Женщина говорила выразительно, по-театральному делая паузы, было видно, что она имела опыт выступления на митингах и знала, чем надо поразить толпу.
— Я Ревекка Пластинина, карающий меч революции в моих руках, и только от меня зависит, опустится он на твою голову или нет.
— Я ни в чём не виновата, — прошептала Лиза.
— Да неужели? — изумилась Пластинина. — Может расскажешь представителю Советской власти, как путалась с американскими агентами? Как принимала от них подарки за верную службу, как спала с американским послом, шлюха!
— Это не правда, — зарыдала Лиза, — я учила с ним французский, мы повторяли грамматику.
— Теперь это так называется, значит?! Отпираться бесполезно, у нас есть показания людей, которые всё это видели.
— Чьи показания?
— Не веришь представителю Советской власти? Дворника Михеева знаешь? Его показания. Прислугу Тарабухину не припомнишь? Её тоже допрашивали, и она подробно рассказала про обеды ваши, и про занятия в кабинете, и про секретаря американского Армора Нормана, который втайне собирал информацию против Советской власти.
— Наоборот, Норман порядочный человек.
— Вот видишь. Во всём и созналась. Этот Норман, или как там его, агент американской разведки, прикрывавшийся дипломатическим паспортом, он арестован и будет осужден по всей строгости революционного закона.
— Он в тюрьме?
— Да, и уже во всем сознался, назвал, между прочим, фамилию твоего отца, который изобличен нами как белогвардейский агент и руководитель заговора против Советской власти.
— Папа не мог, он болеет.
— Молчать! — глаза Ревекки Акибовны налились кровью, — раньше надо было думать, пока под расстрел не повели.
— Расстрел? — Лиза осеклась, закрыла лицо руками и залилась слезами.
Пластинина встала из-за стола, поправила юбку, подошла к дочери генерала и наотмашь ударила её по лицу.
— Получай, гадина. Поделом тебе, тварь продажная, родину продала за веселье и сытое житье.
— Я никого не продавала!
— Ах ты так?
Она принялась из всех сил наотмашь бить Лизу по лицу, та пыталась закрыться ладонями.
— Эй, солдат! Свяжи ей руки, брыкается мразь.
Караульный достал веревку и стянул Лизе локти. Лопатки несчастной оказались сведены вместе, верхняя пуговка на блузке расстегнулась, обнажив гладкую белую кожу на груди арестованной.

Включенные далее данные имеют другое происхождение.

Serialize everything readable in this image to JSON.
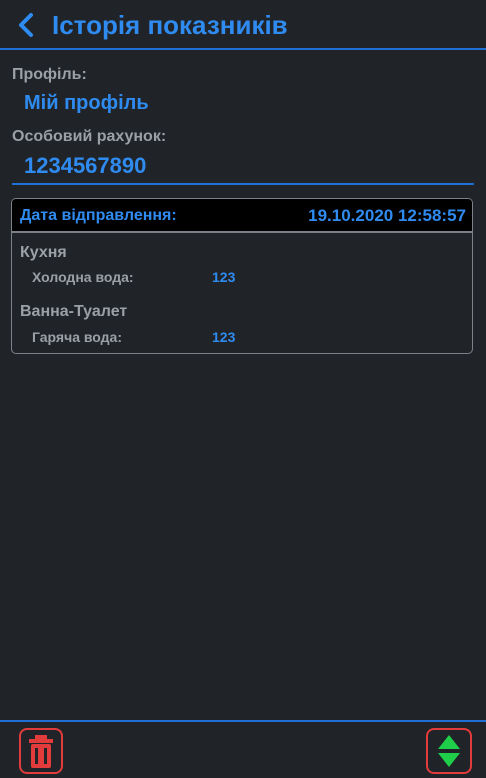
{
  "header": {
    "title": "Історія показників"
  },
  "profile": {
    "label": "Профіль:",
    "value": "Мій профіль"
  },
  "account": {
    "label": "Особовий рахунок:",
    "value": "1234567890"
  },
  "record": {
    "date_label": "Дата відправлення:",
    "date_value": "19.10.2020 12:58:57",
    "rooms": [
      {
        "name": "Кухня",
        "meter": "Холодна вода:",
        "reading": "123"
      },
      {
        "name": "Ванна-Туалет",
        "meter": "Гаряча вода:",
        "reading": "123"
      }
    ]
  },
  "footer": {
    "delete_icon": "trash-icon",
    "sort_icon": "sort-up-down-icon"
  },
  "colors": {
    "background": "#202428",
    "accent": "#2f8bf0",
    "label": "#9aa0a6",
    "danger": "#e23b3b",
    "sort": "#1fcf4a"
  }
}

Пластинина взглянула на этот кусочек невинного девичьего тела, и он пробудил в ней волчицу.
— Вот так-то лучше, — сказала она и снова начала с силой лупить девушку по щекам.
Волосы Лизы перепутались и слиплись от крови и слез, глаза заплыли о кровоподтеков. После очередного удара она рухнула на пол.
— Посмотри там, — сказала Пластинина караульному, — неужели потеряла сознание?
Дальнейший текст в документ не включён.